In the world of cannabis growing, there are numerous tips and tricks to alter the typical growth pattern of your plants and achieve better yields. These are commonly known as training techniques, and there are two varieties: high-stress training (HST) techniques and low-stress training (LST) techniques.
Here we’ll discuss super cropping, a commonly-used high-stress training technique that forces your plants to redirect growth hormones and energy into lower and side branches, enabling the plant to “bush out” or create denser, more rich foliage capable of supporting larger, more potent buds come harvest time.
What is Super Cropping?
Super cropping is the practice of pinching and bending stalks and branches of your plant without damaging the limb’s exterior tissues. A fairly common practice, super cropping is usually done during vegetative growth and has been shown to be effective at spurring on new lower growth. As a result, these lower branches eventually develop into strong stalks capable of supporting larger buds come the flowering stage.
Super cropping effectively curbs the “apical dominance” of the marijuana plant. Apical dominance refers to the general growth pattern of the cannabis plant, a pattern that produces one main growing tip, the apical tip, and lower branches that receive less energy. This pattern of growth is what gives cannabis plants their Christmas tree-like appearance.
Typically, growers will bend the central, apical stalk during super cropping. However, some growers, particularly when dealing with a well-established plant in the vegetative stage, may opt to bend and pinch some lower branches as well, particularly if they are inhibiting the penetration of light to lower stalks and bud sites. This is particularly important when working indoors under grow lights, as not to waste any light energy.
Why Super Crop Cannabis?
It’s easy to want to deal with your marijuana plants with kid gloves, never touching, rustling or disturbing them. It makes sense, after all: you’ve worked so hard to get them to where they are, and they’re starting to look happy and fill out. You’re anticipating the beautiful main cola forming at the top of your plant, and yet here you are being told to grab that beauty by the stalk and bend it in half until it nearly breaks. What for?
We must think of super cropping in terms of natural, native growth to understand its true purpose. In nature, marijuana plants react to stress in different ways, their primary defence being the production of psychoactive resin laden with THC, CBD, and other cannabinoids, meant to ward off predation.
This immune response is essentially what the cannabis growers are aiming to trigger by implementing high-stress training techniques such as super cropping. Triggering this response will help plants produce more vigorous growth, including sending out secondary shoots and developing lower bud sites.

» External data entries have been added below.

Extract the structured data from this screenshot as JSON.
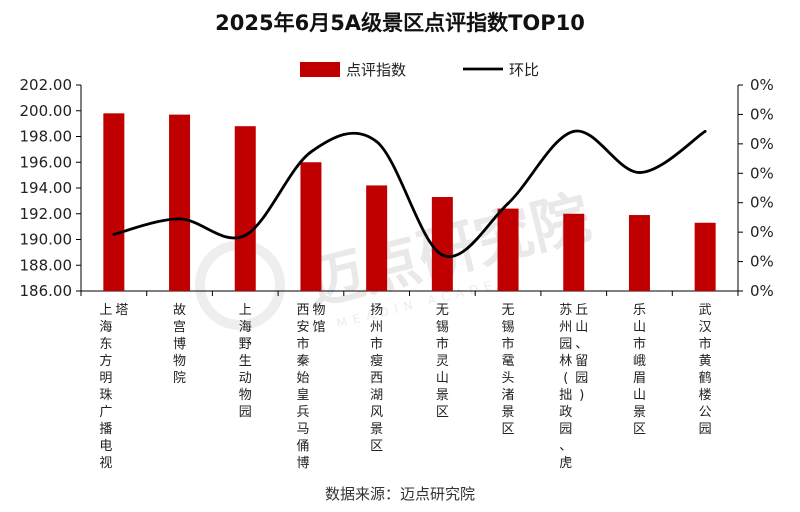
{
  "chart_data": {
    "type": "bar",
    "title": "2025年6月5A级景区点评指数TOP10",
    "categories": [
      "上海东方明珠广播电视塔",
      "故宫博物院",
      "上海野生动物园",
      "西安市秦始皇兵马俑博物馆",
      "扬州市瘦西湖风景区",
      "无锡市灵山景区",
      "无锡市鼋头渚景区",
      "苏州园林(拙政园、虎丘山、留园)",
      "乐山市峨眉山景区",
      "武汉市黄鹤楼公园"
    ],
    "category_lines": [
      [
        "上海东方明珠广播电视",
        "塔"
      ],
      [
        "故宫博物院"
      ],
      [
        "上海野生动物园"
      ],
      [
        "西安市秦始皇兵马俑博",
        "物馆"
      ],
      [
        "扬州市瘦西湖风景区"
      ],
      [
        "无锡市灵山景区"
      ],
      [
        "无锡市鼋头渚景区"
      ],
      [
        "苏州园林(拙政园、虎",
        "丘山、留园)"
      ],
      [
        "乐山市峨眉山景区"
      ],
      [
        "武汉市黄鹤楼公园"
      ]
    ],
    "series": [
      {
        "name": "点评指数",
        "type": "bar",
        "axis": "left",
        "color": "#c00000",
        "values": [
          199.8,
          199.7,
          198.8,
          196.0,
          194.2,
          193.3,
          192.4,
          192.0,
          191.9,
          191.3
        ]
      },
      {
        "name": "环比",
        "type": "line",
        "axis": "right",
        "color": "#000000",
        "values": [
          0.15,
          0.3,
          0.14,
          0.95,
          1.05,
          -0.05,
          0.45,
          1.15,
          0.75,
          1.15
        ]
      }
    ],
    "y_left": {
      "min": 186,
      "max": 202,
      "ticks": [
        "202.00",
        "200.00",
        "198.00",
        "196.00",
        "194.00",
        "192.00",
        "190.00",
        "188.00",
        "186.00"
      ]
    },
    "y_right": {
      "min": -0.4,
      "max": 1.6,
      "ticks": [
        "0%",
        "0%",
        "0%",
        "0%",
        "0%",
        "0%",
        "0%",
        "0%"
      ]
    },
    "legend_position": "top-center",
    "grid": false
  },
  "watermark": {
    "text": "迈点研究院",
    "sub": "MEADIN ACADEMY"
  },
  "source": "数据来源：迈点研究院"
}
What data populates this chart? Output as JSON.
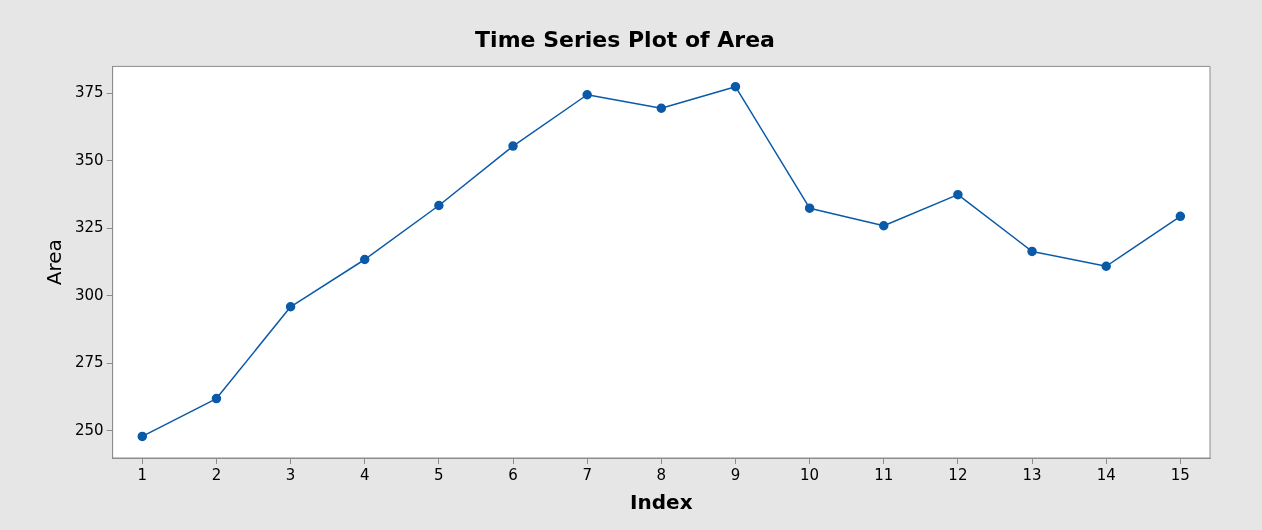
{
  "chart_data": {
    "type": "line",
    "title": "Time Series Plot of Area",
    "xlabel": "Index",
    "ylabel": "Area",
    "x": [
      1,
      2,
      3,
      4,
      5,
      6,
      7,
      8,
      9,
      10,
      11,
      12,
      13,
      14,
      15
    ],
    "series": [
      {
        "color": "#0b5aa8",
        "values": [
          248,
          262,
          296,
          313.5,
          333.5,
          355.5,
          374.5,
          369.5,
          377.5,
          332.5,
          326,
          337.5,
          316.5,
          311,
          329.5
        ]
      }
    ],
    "xlim": [
      0.6,
      15.4
    ],
    "xticks": [
      1,
      2,
      3,
      4,
      5,
      6,
      7,
      8,
      9,
      10,
      11,
      12,
      13,
      14,
      15
    ],
    "ylim": [
      240,
      385
    ],
    "yticks": [
      250,
      275,
      300,
      325,
      350,
      375
    ],
    "grid": false,
    "legend": false,
    "marker": "circle",
    "line_style": "solid"
  }
}
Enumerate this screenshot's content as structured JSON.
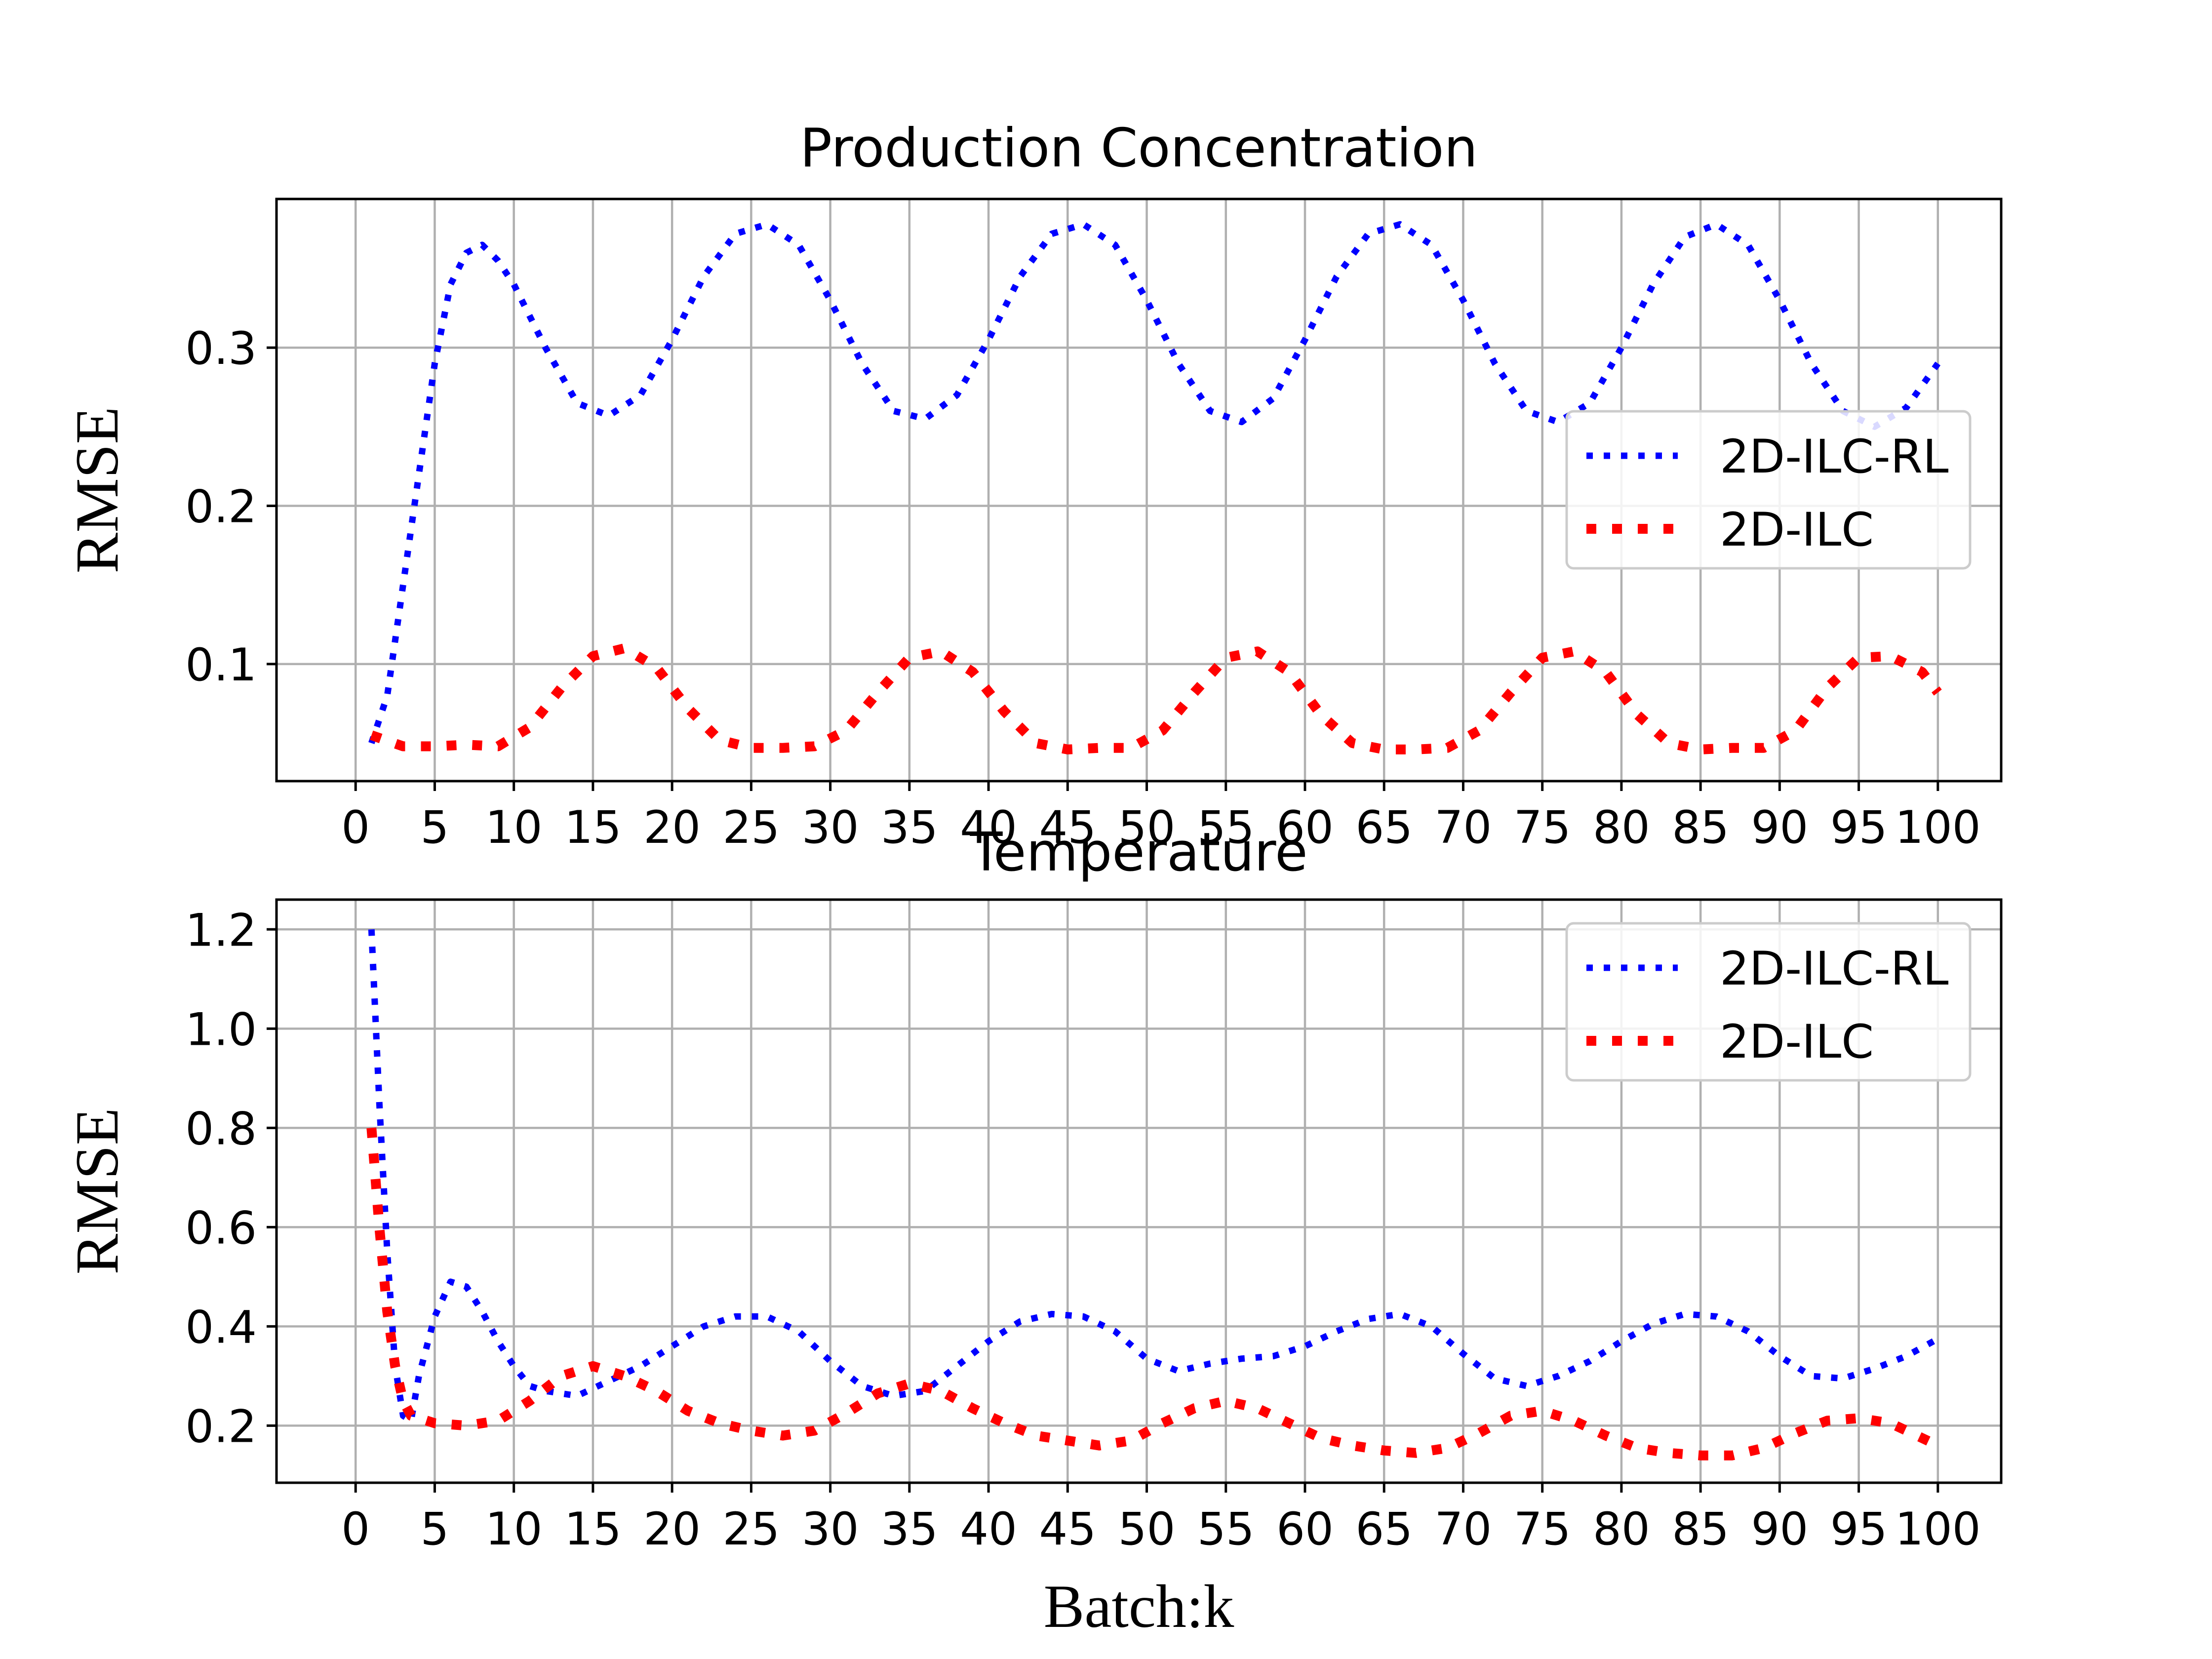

Super cropping also enables the grower to alter the direction of their plant’s growth. Similar to some LSTs, such as tying and bending, super cropping offers the grower the opportunity to hold down some of their plant’s branches with zip ties, duct tape or plant stakes, forcing the plant to redirect energy in the direction the grower determines.
This makes super cropping a natural choice for growers working indoors and makes it particularly well-suited for SCROG (screen of green), SOG (sea of green), and various hydroponics applications, such as deep water culture, where a single plant is prominent in the setup.